I'm indebted to David J. Skal for his inexhaustible study, The Monster Show: A Cultural History of Horror. His thoughts on Frankenstein as a story about "scientific man's desire to abandon womankind and find a new method of procreation that does not involve the female principle" planted the seed that grew into "Empathy Bellies."
Andrew Ross's The Chicago Gangster Theory of Life: Nature's Debt to Society proved an invaluable intellectual lockpick, essential in cracking the deeper meanings of the Unabomber in "Wild Nature, Wired Nature." More generally, I'm deeply appreciative of Andrew's continued support of my perilous tap dance in the minefield between pop intellectualism and academic criticism.
McKenzie Wark's pithy, peppery broadsides, in person and on-line, challenged me to broader, deeper thinking about the country that he views with that characteristically antipodean mix of humor, horror, and what his fellow Australians call "cultural cringe."
In Orlando, Michael Hoover and Lisa Stokes were hilariously disaffected tour guides through the overdetermined landscape of "Dislando" and Celebration. Their wry critique of Disney's dream of "a place that takes you back to that time of innocence" informs "Past Perfect."
In the time-honored tradition of Grub Street hacks, I've depended heavily on the kindness of strangers in procuring illustrations for this book.
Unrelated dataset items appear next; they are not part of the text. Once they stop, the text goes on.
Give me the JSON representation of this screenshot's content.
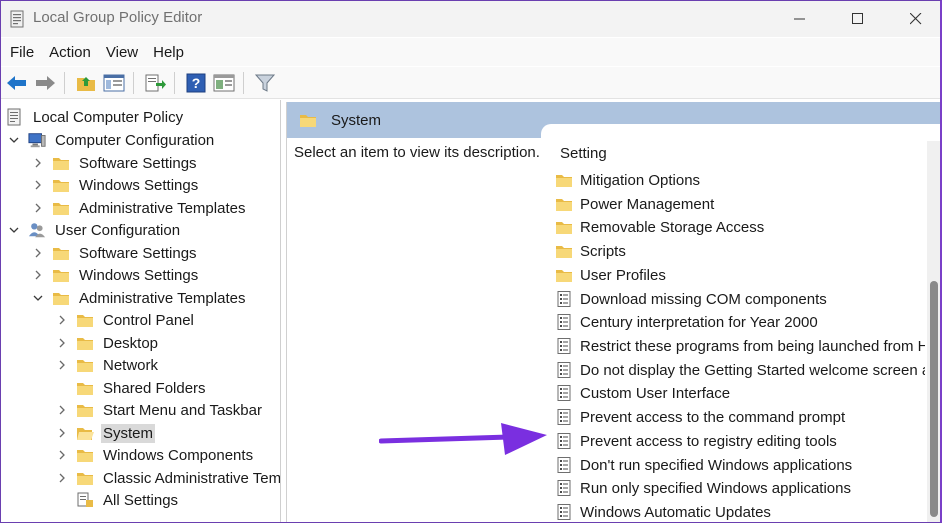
{
  "window": {
    "title": "Local Group Policy Editor",
    "accent": "#adc3de"
  },
  "menu": {
    "items": [
      "File",
      "Action",
      "View",
      "Help"
    ]
  },
  "toolbar": {
    "icons": [
      "back-arrow-icon",
      "forward-arrow-icon",
      "up-folder-icon",
      "show-hide-tree-icon",
      "export-list-icon",
      "help-icon",
      "properties-icon",
      "filter-icon"
    ]
  },
  "tree": {
    "root": "Local Computer Policy",
    "computer_config": "Computer Configuration",
    "cc_software": "Software Settings",
    "cc_windows": "Windows Settings",
    "cc_admin": "Administrative Templates",
    "user_config": "User Configuration",
    "uc_software": "Software Settings",
    "uc_windows": "Windows Settings",
    "uc_admin": "Administrative Templates",
    "control_panel": "Control Panel",
    "desktop": "Desktop",
    "network": "Network",
    "shared_folders": "Shared Folders",
    "start_menu": "Start Menu and Taskbar",
    "system": "System",
    "windows_components": "Windows Components",
    "classic_admin": "Classic Administrative Templates",
    "all_settings": "All Settings"
  },
  "right": {
    "header": "System",
    "description": "Select an item to view its description.",
    "column_header": "Setting",
    "folders": [
      "Mitigation Options",
      "Power Management",
      "Removable Storage Access",
      "Scripts",
      "User Profiles"
    ],
    "settings": [
      "Download missing COM components",
      "Century interpretation for Year 2000",
      "Restrict these programs from being launched from Help",
      "Do not display the Getting Started welcome screen at logon",
      "Custom User Interface",
      "Prevent access to the command prompt",
      "Prevent access to registry editing tools",
      "Don't run specified Windows applications",
      "Run only specified Windows applications",
      "Windows Automatic Updates"
    ]
  },
  "annotation": {
    "arrow_color": "#7a2fe0"
  }
}
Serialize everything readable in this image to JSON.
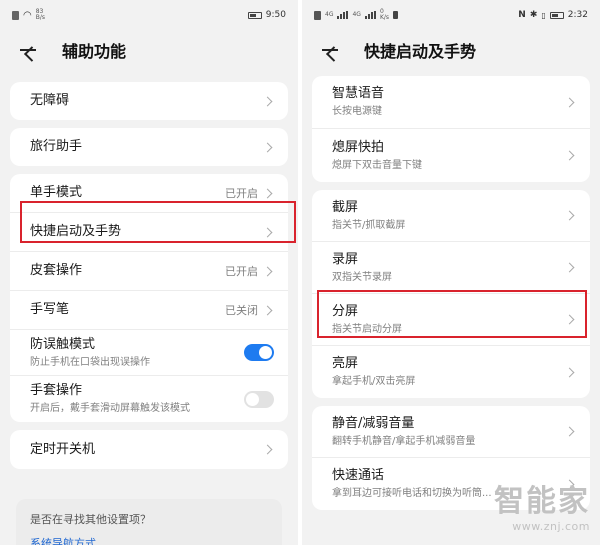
{
  "left": {
    "status": {
      "net_speed": "83",
      "net_unit": "B/s",
      "time": "9:50"
    },
    "title": "辅助功能",
    "groups": [
      [
        {
          "title": "无障碍"
        }
      ],
      [
        {
          "title": "旅行助手"
        }
      ],
      [
        {
          "title": "单手模式",
          "status": "已开启"
        },
        {
          "title": "快捷启动及手势"
        },
        {
          "title": "皮套操作",
          "status": "已开启"
        },
        {
          "title": "手写笔",
          "status": "已关闭"
        },
        {
          "title": "防误触模式",
          "sub": "防止手机在口袋出现误操作",
          "toggle": true
        },
        {
          "title": "手套操作",
          "sub": "开启后，戴手套滑动屏幕触发该模式",
          "toggle": false
        }
      ],
      [
        {
          "title": "定时开关机"
        }
      ]
    ],
    "suggest": {
      "question": "是否在寻找其他设置项？",
      "link": "系统导航方式"
    }
  },
  "right": {
    "status": {
      "net_speed": "0",
      "net_unit": "K/s",
      "time": "2:32",
      "sim1": "4G",
      "sim2": "4G"
    },
    "title": "快捷启动及手势",
    "groups": [
      [
        {
          "title": "智慧语音",
          "sub": "长按电源键"
        },
        {
          "title": "熄屏快拍",
          "sub": "熄屏下双击音量下键"
        }
      ],
      [
        {
          "title": "截屏",
          "sub": "指关节/抓取截屏"
        },
        {
          "title": "录屏",
          "sub": "双指关节录屏"
        },
        {
          "title": "分屏",
          "sub": "指关节启动分屏"
        },
        {
          "title": "亮屏",
          "sub": "拿起手机/双击亮屏"
        }
      ],
      [
        {
          "title": "静音/减弱音量",
          "sub": "翻转手机静音/拿起手机减弱音量"
        },
        {
          "title": "快速通话",
          "sub": "拿到耳边可接听电话和切换为听筒..."
        }
      ]
    ]
  },
  "watermark": {
    "brand": "智能家",
    "url": "www.znj.com"
  },
  "colors": {
    "highlight": "#d9232d",
    "toggle_on": "#1e7bf0",
    "link": "#1e66d0"
  }
}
I'm beholden to the photographers, artists, galleries, collectors, and companies who provided the unforgettable images, at little or no cost, that saved my readers from drowning in a sea of unrelieved type.
Although we never made it to the altar, I'm thankful to Verso editors Mike Davis and Michael Sprinker for their courtship and early words of encouragement.
Anton Mueller, my long-suffering editor at Grove Press, maintained an admirable aplomb in the face of the protracted agony of this book's delivery, from CMOS snafus to malfunctioning motherboards.
Naturally, The Pyrotechnic Insanitarium would never have seen the light of day without the tireless efforts of my agent, Laurie Fox, and everyone else at the Linda Chester Literary Agency, where hopes of an Oprah Winfrey benediction for one of my books spring eternal.
But I owe my greatest debt of gratitude, as always, to my wife, Margot Mifflin: intellectual foil, fellow scribbler, inseparable other-the only one who truly understands all the unspoken, unspeakable things.